A few simple thoughts
on the memorial and the need to see a direct change that can be lasting.
I call what happens in police forces as a white superiority paradigm. That embodies a way of life, built on a tenant that if its not happening here, its probably not happening. It’s not actually ignorance, but can be viewed as such. It is more a lazy denial of how an entire people are being treated, to keep another people’s perception of control intact. It is a paradigm.
Embedded racism, systemic racism, institutional racism, structural racism, all are correct, but none of them capture the true way of life racism that permeates our society.
America is uncomfortable not just with what happened to George, or Breonna, or Amaud, and so many others, but with their own feelings about it. Many people are painfully, silently aware of the deep segregation that exist in our national society.
The bathrooms are no longer labeled, or the water fountains, but people know which bathrooms are for them, and which aren’t in many parts of the country. What restaurant black people go to, and which white people go to. No one will tell you to leave if you go to the wrong one, but service could be different, patrons stare, kids point, its all there for anyone to see.
The segregation is so much worse because it is unspoken, accepted, even when so many find it uncomfortable.
One of the many ways that society remains silently divided is in the resporting of Black death at the hands of the police. It is not just that Chauvin or Rolfe felt it was perfectly okay to casually kill another human being calluselly and blame the victim for that manner of death.
They have a whole system in place to protect them from what justice could find them, if it was reported accurately. The accepted way of reporting these instances of Black death are twisted, and misrepresented, lied about officially. There is one way to file a report on a death, and an entirely different way to file for the killing of anyone who is Black.

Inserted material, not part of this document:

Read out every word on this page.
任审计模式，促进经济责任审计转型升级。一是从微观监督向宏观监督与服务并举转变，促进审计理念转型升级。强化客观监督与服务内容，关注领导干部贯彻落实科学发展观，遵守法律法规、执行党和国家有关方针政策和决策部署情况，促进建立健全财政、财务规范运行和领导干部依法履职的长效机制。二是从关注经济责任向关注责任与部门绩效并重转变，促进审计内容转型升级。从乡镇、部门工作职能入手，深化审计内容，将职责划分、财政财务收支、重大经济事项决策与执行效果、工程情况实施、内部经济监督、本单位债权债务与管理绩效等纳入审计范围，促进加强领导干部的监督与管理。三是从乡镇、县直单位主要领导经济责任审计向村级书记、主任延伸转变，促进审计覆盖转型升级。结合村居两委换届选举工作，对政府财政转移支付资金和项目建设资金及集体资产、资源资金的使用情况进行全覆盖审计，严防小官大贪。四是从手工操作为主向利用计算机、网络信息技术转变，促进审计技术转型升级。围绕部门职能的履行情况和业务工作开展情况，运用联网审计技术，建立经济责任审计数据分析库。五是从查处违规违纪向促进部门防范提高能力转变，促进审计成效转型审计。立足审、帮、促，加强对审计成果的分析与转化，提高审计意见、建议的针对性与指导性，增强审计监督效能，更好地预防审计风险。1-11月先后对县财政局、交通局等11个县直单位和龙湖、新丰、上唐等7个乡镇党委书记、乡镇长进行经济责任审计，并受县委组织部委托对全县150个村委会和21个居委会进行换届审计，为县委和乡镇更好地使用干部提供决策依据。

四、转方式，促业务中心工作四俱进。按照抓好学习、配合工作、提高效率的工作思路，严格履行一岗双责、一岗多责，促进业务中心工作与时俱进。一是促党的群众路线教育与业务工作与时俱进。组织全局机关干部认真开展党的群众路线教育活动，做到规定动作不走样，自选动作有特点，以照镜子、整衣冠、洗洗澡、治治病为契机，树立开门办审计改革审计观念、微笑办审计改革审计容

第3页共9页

The patrol officers involved all know what they are each doing, the superior officers know to, and try to ‘protect’ the patrol officers. The unions play a big role in getting those officers returned to duty, because of clauses in their contracts that allow for immunity from any type of accountability.
There is a reason so many preceive a militaristic form to policing, is because that form exists. There is a whole segment of the populatrion who live in military readiness, without any reason. They glorify the police and offer their support for any and all killing that the police are involved in.
The idea that we must make war on the ‘criminals’ all around us, if just a level of fear that can not be supported anymore. Our children live within a sphere of this war-making perception, that has been ingrained in all of us, from the time we were children.
That perception focuses on white heroes, for the most part. But in our business world, they are white heroes, and in our institutions it is white heroes. There is some call for change of that, but the system is a paradigm, and will not change without a new paradigm.
Th white superiority paradigm exists because people find it reasonable. It is reasonable to make an agency to fight racism, it is reasonable restructure a police force, but those reasonable changes will be met with harsh resistence, when everyone goes home.
You don’t hear about the legal battles, the laws that are focused on white superiority, making change impossible, but often touted as something important. It’s just words, just talk, and unless those millions with voices against ineffective change speak up, those in the fight, who want immediate change, for the issues will again make change that can’t be maintained.